I
INTRODUCTORY
There is no topographical division of Europe which more readily defines itself and its limits than the Rhine valley from Schaffhausen to where the river empties into the North Sea.
The region has given birth to history and legend of a most fascinating character, and the manners and customs of the people who dwell along its banks are varied and picturesque.
Under these circumstances it was but to be expected that architectural development should have expressed itself in a decided and unmistakable fashion.
One usually makes the Rhine tour as an interlude while on the way to Switzerland[{2}] or the Italian lakes, with little thought of its geographical and historical importance in connection with the development of modern Europe.
It was the onward march of civilization, furthered by the Romans, through this greatest of natural highways to the north, that gave the first political and historical significance to the country of the Rhine watershed. And from that day to this the Rhenish provinces and the Low Countries bordering upon the sea have occupied a prominent place in history.
There is a distinct and notable architecture, confined almost, one may say, to the borders of the Rhine, which the expert knows as Rhenish, if it can be defined at all; and which is distinct from that variety of pre-Gothic architecture known as Romanesque.

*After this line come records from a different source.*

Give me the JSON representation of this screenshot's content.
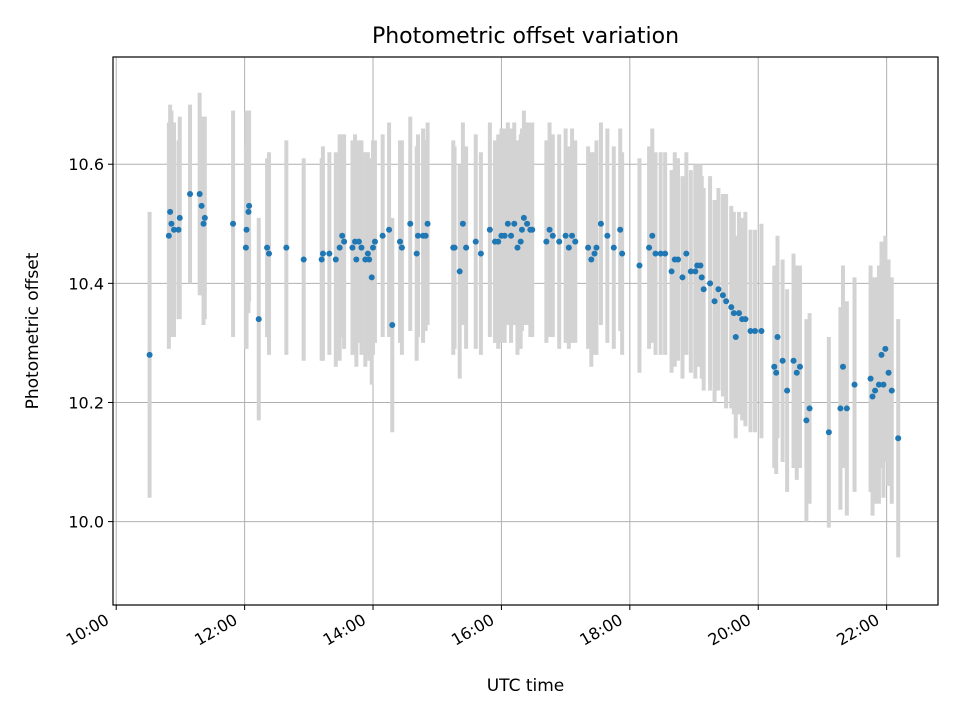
{
  "chart_data": {
    "type": "scatter",
    "title": "Photometric offset variation",
    "xlabel": "UTC time",
    "ylabel": "Photometric offset",
    "x_unit": "hours UTC",
    "xlim": [
      9.95,
      22.8
    ],
    "ylim": [
      9.86,
      10.78
    ],
    "xticks": [
      10,
      12,
      14,
      16,
      18,
      20,
      22
    ],
    "xtick_labels": [
      "10:00",
      "12:00",
      "14:00",
      "16:00",
      "18:00",
      "20:00",
      "22:00"
    ],
    "yticks": [
      10.0,
      10.2,
      10.4,
      10.6
    ],
    "ytick_labels": [
      "10.0",
      "10.2",
      "10.4",
      "10.6"
    ],
    "grid": true,
    "colors": {
      "marker": "#1f77b4",
      "errorbar": "#d3d3d3",
      "grid": "#b0b0b0"
    },
    "series": [
      {
        "points": [
          [
            10.52,
            10.28,
            0.24
          ],
          [
            10.82,
            10.48,
            0.19
          ],
          [
            10.84,
            10.52,
            0.18
          ],
          [
            10.86,
            10.5,
            0.19
          ],
          [
            10.9,
            10.49,
            0.18
          ],
          [
            10.97,
            10.49,
            0.15
          ],
          [
            10.99,
            10.51,
            0.17
          ],
          [
            11.15,
            10.55,
            0.15
          ],
          [
            11.3,
            10.55,
            0.17
          ],
          [
            11.33,
            10.53,
            0.15
          ],
          [
            11.36,
            10.5,
            0.17
          ],
          [
            11.38,
            10.51,
            0.17
          ],
          [
            11.82,
            10.5,
            0.19
          ],
          [
            12.02,
            10.46,
            0.17
          ],
          [
            12.03,
            10.49,
            0.2
          ],
          [
            12.06,
            10.52,
            0.17
          ],
          [
            12.07,
            10.53,
            0.16
          ],
          [
            12.22,
            10.34,
            0.17
          ],
          [
            12.35,
            10.46,
            0.15
          ],
          [
            12.38,
            10.45,
            0.17
          ],
          [
            12.65,
            10.46,
            0.18
          ],
          [
            12.92,
            10.44,
            0.17
          ],
          [
            13.2,
            10.44,
            0.17
          ],
          [
            13.22,
            10.45,
            0.18
          ],
          [
            13.32,
            10.45,
            0.17
          ],
          [
            13.42,
            10.44,
            0.18
          ],
          [
            13.48,
            10.46,
            0.19
          ],
          [
            13.52,
            10.48,
            0.17
          ],
          [
            13.55,
            10.47,
            0.18
          ],
          [
            13.68,
            10.46,
            0.18
          ],
          [
            13.72,
            10.47,
            0.18
          ],
          [
            13.74,
            10.44,
            0.18
          ],
          [
            13.78,
            10.47,
            0.17
          ],
          [
            13.82,
            10.46,
            0.18
          ],
          [
            13.88,
            10.44,
            0.18
          ],
          [
            13.92,
            10.45,
            0.17
          ],
          [
            13.94,
            10.44,
            0.17
          ],
          [
            13.98,
            10.41,
            0.18
          ],
          [
            14.0,
            10.46,
            0.18
          ],
          [
            14.03,
            10.47,
            0.17
          ],
          [
            14.15,
            10.48,
            0.17
          ],
          [
            14.25,
            10.49,
            0.18
          ],
          [
            14.3,
            10.33,
            0.18
          ],
          [
            14.42,
            10.47,
            0.17
          ],
          [
            14.45,
            10.46,
            0.18
          ],
          [
            14.58,
            10.5,
            0.18
          ],
          [
            14.68,
            10.45,
            0.18
          ],
          [
            14.7,
            10.48,
            0.17
          ],
          [
            14.78,
            10.48,
            0.18
          ],
          [
            14.82,
            10.48,
            0.16
          ],
          [
            14.85,
            10.5,
            0.17
          ],
          [
            15.25,
            10.46,
            0.18
          ],
          [
            15.27,
            10.46,
            0.17
          ],
          [
            15.35,
            10.42,
            0.18
          ],
          [
            15.4,
            10.5,
            0.17
          ],
          [
            15.45,
            10.46,
            0.17
          ],
          [
            15.6,
            10.47,
            0.18
          ],
          [
            15.68,
            10.45,
            0.17
          ],
          [
            15.82,
            10.49,
            0.18
          ],
          [
            15.9,
            10.47,
            0.17
          ],
          [
            15.95,
            10.47,
            0.18
          ],
          [
            16.0,
            10.48,
            0.18
          ],
          [
            16.05,
            10.48,
            0.18
          ],
          [
            16.1,
            10.5,
            0.17
          ],
          [
            16.15,
            10.48,
            0.18
          ],
          [
            16.2,
            10.5,
            0.17
          ],
          [
            16.25,
            10.46,
            0.18
          ],
          [
            16.3,
            10.47,
            0.18
          ],
          [
            16.32,
            10.49,
            0.17
          ],
          [
            16.35,
            10.51,
            0.18
          ],
          [
            16.4,
            10.5,
            0.17
          ],
          [
            16.45,
            10.49,
            0.18
          ],
          [
            16.48,
            10.49,
            0.18
          ],
          [
            16.7,
            10.47,
            0.17
          ],
          [
            16.75,
            10.49,
            0.18
          ],
          [
            16.8,
            10.48,
            0.17
          ],
          [
            16.9,
            10.47,
            0.18
          ],
          [
            17.0,
            10.48,
            0.18
          ],
          [
            17.05,
            10.46,
            0.17
          ],
          [
            17.1,
            10.48,
            0.18
          ],
          [
            17.15,
            10.47,
            0.17
          ],
          [
            17.35,
            10.46,
            0.17
          ],
          [
            17.4,
            10.44,
            0.18
          ],
          [
            17.45,
            10.45,
            0.17
          ],
          [
            17.48,
            10.46,
            0.18
          ],
          [
            17.55,
            10.5,
            0.17
          ],
          [
            17.65,
            10.48,
            0.18
          ],
          [
            17.75,
            10.46,
            0.17
          ],
          [
            17.85,
            10.49,
            0.17
          ],
          [
            17.88,
            10.45,
            0.17
          ],
          [
            18.15,
            10.43,
            0.18
          ],
          [
            18.3,
            10.46,
            0.17
          ],
          [
            18.35,
            10.48,
            0.18
          ],
          [
            18.4,
            10.45,
            0.17
          ],
          [
            18.48,
            10.45,
            0.17
          ],
          [
            18.55,
            10.45,
            0.17
          ],
          [
            18.65,
            10.42,
            0.17
          ],
          [
            18.7,
            10.44,
            0.18
          ],
          [
            18.75,
            10.44,
            0.17
          ],
          [
            18.82,
            10.41,
            0.17
          ],
          [
            18.88,
            10.45,
            0.17
          ],
          [
            18.95,
            10.42,
            0.17
          ],
          [
            19.02,
            10.42,
            0.18
          ],
          [
            19.05,
            10.43,
            0.17
          ],
          [
            19.1,
            10.43,
            0.17
          ],
          [
            19.12,
            10.41,
            0.17
          ],
          [
            19.15,
            10.39,
            0.17
          ],
          [
            19.25,
            10.4,
            0.18
          ],
          [
            19.32,
            10.37,
            0.17
          ],
          [
            19.38,
            10.39,
            0.17
          ],
          [
            19.45,
            10.38,
            0.17
          ],
          [
            19.5,
            10.37,
            0.18
          ],
          [
            19.58,
            10.36,
            0.17
          ],
          [
            19.62,
            10.35,
            0.17
          ],
          [
            19.65,
            10.31,
            0.17
          ],
          [
            19.7,
            10.35,
            0.17
          ],
          [
            19.75,
            10.34,
            0.17
          ],
          [
            19.8,
            10.34,
            0.18
          ],
          [
            19.88,
            10.32,
            0.17
          ],
          [
            19.95,
            10.32,
            0.17
          ],
          [
            20.05,
            10.32,
            0.18
          ],
          [
            20.25,
            10.26,
            0.17
          ],
          [
            20.28,
            10.25,
            0.17
          ],
          [
            20.3,
            10.31,
            0.17
          ],
          [
            20.38,
            10.27,
            0.17
          ],
          [
            20.45,
            10.22,
            0.17
          ],
          [
            20.55,
            10.27,
            0.18
          ],
          [
            20.6,
            10.25,
            0.18
          ],
          [
            20.65,
            10.26,
            0.17
          ],
          [
            20.75,
            10.17,
            0.17
          ],
          [
            20.8,
            10.19,
            0.16
          ],
          [
            21.1,
            10.15,
            0.16
          ],
          [
            21.28,
            10.19,
            0.17
          ],
          [
            21.32,
            10.26,
            0.17
          ],
          [
            21.38,
            10.19,
            0.18
          ],
          [
            21.5,
            10.23,
            0.18
          ],
          [
            21.75,
            10.24,
            0.19
          ],
          [
            21.78,
            10.21,
            0.2
          ],
          [
            21.82,
            10.22,
            0.19
          ],
          [
            21.88,
            10.23,
            0.2
          ],
          [
            21.92,
            10.28,
            0.19
          ],
          [
            21.95,
            10.23,
            0.19
          ],
          [
            21.98,
            10.29,
            0.19
          ],
          [
            22.03,
            10.25,
            0.19
          ],
          [
            22.08,
            10.22,
            0.19
          ],
          [
            22.18,
            10.14,
            0.2
          ]
        ]
      }
    ]
  }
}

It has been developed mainly in the building of ecclesiastical edifices, and the churches and cathedrals of the Rhine valley, through Germany and the Netherlands, are a species which, if they have not the abounding popular interest of the great Gothic churches of France, are quite as lordly and imposing as any of their class elsewhere. The great cathedral[{3}] at Cologne stands out among its Gothic compeers as the beau-ideal of our imagination, while the cathedral at Tournai, in Belgium—which, while not exactly of the Rhine, is contiguous to it—is the prototype of more than one of the lesser and primitive Gothic cathedrals of France, and has even lent its quadruple elevation to Notre Dame at Paris, and was possibly the precursor of the cathedral at Limburg-on-Lahn.
From this it will be inferred that the builders of the churches of the Rhine country were no mere tyros or experimenters, but rather that they were possessed of the best talents of the time.